Creio eu. Tem que jogar assim mesmo. Não tem como parar esse jogo e marcar outra data. Os caras têm outras competições. E tem uma questão também que é importante frisar. Eu também acho, claro, a gente fala sobre o calendário muito antes da Comissão Técnica do Palmeiras desembarcar aqui no Brasil. Há décadas falamos sobre isso. O calendário é bizarro, etc. Mas existe um detalhe que também atinge o futebol europeu. O Arnaldo passou rapidamente sobre isso, que é o seguinte. O futebol ficou muito caro.
O Palmeiras tem dois jogadores de 25 milhões de euros, tem um jogador que custou 18, o Paulinho, que não joga, fora mais dois atletas, então a gente pode dizer aqui que ele foi avaliado em mais de 20 milhões de euros, tem o Andrés que custou 10, tem o Flaco que custou 10 dólares, vários jogadores caros. O Flamengo é a mesma coisa. Para manter essa brincadeira...
Você tem que ter dinheiro. E como é que esses clubes ganham dinheiro? Com jogo, com jogo, com jogo. Direito de transmissão, publicidade na camisa, exposição mais vezes do patrocinador e vai rodar. Mesma coisa na Europa. O Guardiola vai dar entrevista daqui a pouco, agora, que joga amanhã contra o Real Madrid.
Está vendo aqui o companheiro Fred Caldeira dizendo que ele deu folga para os jogadores. Vai explicar. Folga na véspera do jogo, né? Sei lá, talvez para relaxar um pouco a cabeça depois da porrada que eles tomaram. E das pataquadas que o Guardiola fez escalando um time maluco lá no Santiago Bernabeu. Ele reclama também do calendário, especialmente em dezembro. Em dezembro, os técnicos da Inglaterra...

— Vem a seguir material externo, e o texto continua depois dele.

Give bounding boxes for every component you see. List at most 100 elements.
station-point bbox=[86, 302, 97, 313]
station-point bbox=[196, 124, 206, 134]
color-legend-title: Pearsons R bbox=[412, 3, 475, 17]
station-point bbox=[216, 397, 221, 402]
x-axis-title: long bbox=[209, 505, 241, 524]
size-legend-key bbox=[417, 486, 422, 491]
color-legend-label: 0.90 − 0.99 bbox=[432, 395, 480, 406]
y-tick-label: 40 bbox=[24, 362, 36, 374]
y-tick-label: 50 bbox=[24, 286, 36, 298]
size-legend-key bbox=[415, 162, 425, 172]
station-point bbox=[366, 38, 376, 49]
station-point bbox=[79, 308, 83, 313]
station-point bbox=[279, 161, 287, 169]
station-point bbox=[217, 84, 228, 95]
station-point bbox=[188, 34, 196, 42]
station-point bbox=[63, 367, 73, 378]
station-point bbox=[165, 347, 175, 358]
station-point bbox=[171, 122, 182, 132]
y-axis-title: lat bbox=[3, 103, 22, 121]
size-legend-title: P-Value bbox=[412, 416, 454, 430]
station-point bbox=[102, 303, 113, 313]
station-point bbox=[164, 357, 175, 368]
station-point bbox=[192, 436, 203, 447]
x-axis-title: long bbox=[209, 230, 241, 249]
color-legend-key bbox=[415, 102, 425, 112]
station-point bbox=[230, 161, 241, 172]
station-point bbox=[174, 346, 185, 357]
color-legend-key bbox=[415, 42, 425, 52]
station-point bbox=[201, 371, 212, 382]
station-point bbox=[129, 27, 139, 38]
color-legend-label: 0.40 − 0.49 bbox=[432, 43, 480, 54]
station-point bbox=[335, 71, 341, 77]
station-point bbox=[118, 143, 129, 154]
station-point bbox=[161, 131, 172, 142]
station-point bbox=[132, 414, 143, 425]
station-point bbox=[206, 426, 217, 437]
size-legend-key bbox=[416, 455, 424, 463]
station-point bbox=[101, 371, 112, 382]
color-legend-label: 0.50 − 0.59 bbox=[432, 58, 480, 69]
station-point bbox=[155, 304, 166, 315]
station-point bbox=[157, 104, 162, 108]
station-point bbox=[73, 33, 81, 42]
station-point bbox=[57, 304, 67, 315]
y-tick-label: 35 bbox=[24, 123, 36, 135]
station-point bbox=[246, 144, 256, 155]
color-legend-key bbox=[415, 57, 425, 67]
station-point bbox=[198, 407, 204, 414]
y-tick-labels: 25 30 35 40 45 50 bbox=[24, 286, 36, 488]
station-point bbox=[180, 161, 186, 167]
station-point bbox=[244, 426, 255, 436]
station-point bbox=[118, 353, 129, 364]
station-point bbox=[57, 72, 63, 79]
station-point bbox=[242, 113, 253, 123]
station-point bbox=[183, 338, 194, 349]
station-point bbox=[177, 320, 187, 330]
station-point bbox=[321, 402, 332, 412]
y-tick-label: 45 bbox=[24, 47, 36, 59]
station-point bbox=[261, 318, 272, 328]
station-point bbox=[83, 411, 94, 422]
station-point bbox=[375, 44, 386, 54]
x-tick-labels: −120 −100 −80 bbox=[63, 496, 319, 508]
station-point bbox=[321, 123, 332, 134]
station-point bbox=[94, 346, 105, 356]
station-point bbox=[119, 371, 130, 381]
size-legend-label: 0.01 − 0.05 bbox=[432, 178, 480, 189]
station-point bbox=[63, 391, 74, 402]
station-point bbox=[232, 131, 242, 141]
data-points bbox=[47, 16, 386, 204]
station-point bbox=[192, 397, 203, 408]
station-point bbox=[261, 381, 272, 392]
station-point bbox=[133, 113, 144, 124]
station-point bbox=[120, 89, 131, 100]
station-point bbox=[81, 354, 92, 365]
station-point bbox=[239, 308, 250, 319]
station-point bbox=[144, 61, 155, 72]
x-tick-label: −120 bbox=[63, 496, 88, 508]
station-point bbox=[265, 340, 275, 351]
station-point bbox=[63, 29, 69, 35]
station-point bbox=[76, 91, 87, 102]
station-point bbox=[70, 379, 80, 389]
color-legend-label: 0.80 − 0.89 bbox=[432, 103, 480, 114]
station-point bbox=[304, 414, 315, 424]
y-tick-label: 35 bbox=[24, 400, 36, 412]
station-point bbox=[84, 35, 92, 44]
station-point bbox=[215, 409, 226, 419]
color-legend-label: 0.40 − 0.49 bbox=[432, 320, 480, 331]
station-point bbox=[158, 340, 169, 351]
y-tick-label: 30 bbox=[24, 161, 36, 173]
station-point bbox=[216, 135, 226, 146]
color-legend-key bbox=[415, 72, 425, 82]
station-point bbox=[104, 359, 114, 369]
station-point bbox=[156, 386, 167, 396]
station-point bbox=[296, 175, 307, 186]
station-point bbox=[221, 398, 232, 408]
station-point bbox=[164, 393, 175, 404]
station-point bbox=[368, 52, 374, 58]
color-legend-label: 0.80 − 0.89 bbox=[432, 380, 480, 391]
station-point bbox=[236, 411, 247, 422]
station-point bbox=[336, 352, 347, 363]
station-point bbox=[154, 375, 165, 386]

não os ingleses, são técnicos estrangeiros que trabalham na Inglaterra, quase todos eles, reclamando sempre do calendário, porque tem o jogo de Copa da Liga, Copa da Inglaterra, Campeonato Inglês, é um jogo em cima do outro, eles chegam a fazer 9, 10 jogos em dezembro, com Natal, Ano Novo, com festa de fim de ano, então por quê? Porque é a grana, é o dinheiro, é o dinheiro que banca os salários nababescos de muitos profissionais, que bom que eles ganham isso, ótimo, excelente, mas...
Tem um preço. O preço é esse. O futebol virou isso. E aqui no Brasil é pior porque tem os estaduais. Então torna o calendário mais pesado. Na Argentina, os times ganham fatura muito menos. E tem um calendário bem mais suave. Vamos trocar?